O uso de fogo para limpar o terreno é uma prática antiga entre os indígenas. Mas de uns tempos pra cá esse costume começou a gerar problemas. A situação preocupa o coordenador da Funai em Canarana Kumaré Txicão, que nasceu e cresceu no Xingu.

“Nos era mata muito fechada ainda. Eles tocavam fogo no campo. Quando chegava no mato, ele apagava. Hoje, com a mudança climática, favorece a queimada com o vento forte. Então, eles não têm esse controle”, explica Txicão.

Diante das mudanças no clima e na floresta, A Funai e outras entidades iniciaram uma campanha entre os moradores do Xingu sobre os perigos do fogo. O incêndio que começou no Xingu também atingiu a fazenda em Gaúcha do Norte, que faz divisa com o parque. A área de reserva e o pasto onde ficam os animais foram afetados pelo incêndio.

Segundo o vice-presidente do Sindicato Rural do município, o avanço do incêndio tira o sono de muitas pessoas na região. “Fora o impacto ambiental, a gente tem o impacto financeiro muito alto”, diz Luiz Bier.

As queimadas também provocam prejuízos para pequenos produtores de Rondônia, que dependem da roça para sobreviver.

A agricultora Raimunda da Silva tem um lote de dez hectares no Assentamento Santa Rita, em Porto Velho.
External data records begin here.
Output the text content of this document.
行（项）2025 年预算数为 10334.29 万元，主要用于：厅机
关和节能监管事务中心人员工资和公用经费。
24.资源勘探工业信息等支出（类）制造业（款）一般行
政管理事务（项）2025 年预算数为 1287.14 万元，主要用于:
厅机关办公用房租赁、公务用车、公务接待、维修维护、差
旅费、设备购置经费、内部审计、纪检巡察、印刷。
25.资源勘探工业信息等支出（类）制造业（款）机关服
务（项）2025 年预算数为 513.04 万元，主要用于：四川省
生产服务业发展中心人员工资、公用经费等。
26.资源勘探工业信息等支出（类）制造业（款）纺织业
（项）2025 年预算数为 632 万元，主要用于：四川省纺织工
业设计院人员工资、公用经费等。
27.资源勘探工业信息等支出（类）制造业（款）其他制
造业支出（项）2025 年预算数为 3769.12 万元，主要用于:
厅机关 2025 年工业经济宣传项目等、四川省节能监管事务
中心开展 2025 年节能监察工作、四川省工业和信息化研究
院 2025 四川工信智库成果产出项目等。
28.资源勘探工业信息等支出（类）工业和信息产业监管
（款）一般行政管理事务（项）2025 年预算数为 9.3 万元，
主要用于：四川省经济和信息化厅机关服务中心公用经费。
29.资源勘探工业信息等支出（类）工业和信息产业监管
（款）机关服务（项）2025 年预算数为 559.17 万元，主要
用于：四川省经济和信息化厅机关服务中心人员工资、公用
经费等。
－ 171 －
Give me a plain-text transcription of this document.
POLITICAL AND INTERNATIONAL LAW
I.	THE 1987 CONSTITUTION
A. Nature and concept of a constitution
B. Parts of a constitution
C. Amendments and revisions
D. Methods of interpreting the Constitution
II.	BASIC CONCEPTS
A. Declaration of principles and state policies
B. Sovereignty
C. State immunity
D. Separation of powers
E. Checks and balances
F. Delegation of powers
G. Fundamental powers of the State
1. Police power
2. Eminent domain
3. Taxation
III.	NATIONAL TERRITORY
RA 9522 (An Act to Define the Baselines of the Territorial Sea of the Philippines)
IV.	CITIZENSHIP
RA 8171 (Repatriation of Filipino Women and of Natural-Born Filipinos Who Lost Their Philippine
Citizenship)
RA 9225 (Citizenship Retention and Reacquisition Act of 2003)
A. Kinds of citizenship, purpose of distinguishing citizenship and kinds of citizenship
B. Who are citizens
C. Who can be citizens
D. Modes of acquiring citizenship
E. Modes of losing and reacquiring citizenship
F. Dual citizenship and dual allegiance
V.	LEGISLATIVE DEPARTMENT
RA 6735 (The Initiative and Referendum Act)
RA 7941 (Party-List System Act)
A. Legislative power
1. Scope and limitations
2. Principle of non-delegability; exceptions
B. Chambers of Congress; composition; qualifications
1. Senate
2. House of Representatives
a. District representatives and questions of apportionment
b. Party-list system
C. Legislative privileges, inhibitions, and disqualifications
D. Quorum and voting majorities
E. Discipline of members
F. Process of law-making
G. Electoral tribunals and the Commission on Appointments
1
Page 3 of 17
Filha e neta de agricultores, ela sempre viveu da terra. Mas, a vida da dona Raimunda passou por uma grande mudança em setembro de 2015. Na época, um incêndio, que começou em um lote vizinho, se espalhou e destruiu a principal fonte de renda da agricultora. O fogo acabou com os cinco hectares de mandioca que ela usava para fazer farinha.

Hoje, depois de um ano, o mato já tomou conta da área queimada. Os poucos pés de mandioca que resistiram não têm forças para produzir. A casa de farinha está parada. Viúva, sem dinheiro e sem produção, dona Raimunda conta apenas com uma aposentadoria para sustentar o sítio e os dois netos que vivem com ela.

Histórias como a da agricultora se repetem por toda a região. Só em 2015, as queimadas atingiram 281 mil quilômetros quadrados. São cerca de 5% da superfície Amazônia Legal.

O problema desafia a ciência; prejudica agricultores, pecuaristas e povos indígenas; e provoca perdas incalculáveis para a natureza da região.

Além de afetar duramente a região, as queimadas também provocam problemas em escala global. Por ser a maior floresta tropical do mundo, a Amazônia cumpre um papel essencial para o clima do planeta. Quando a floresta brasileira é destruída, de maneira direta ou indireta, o mundo inteiro sai perdendo.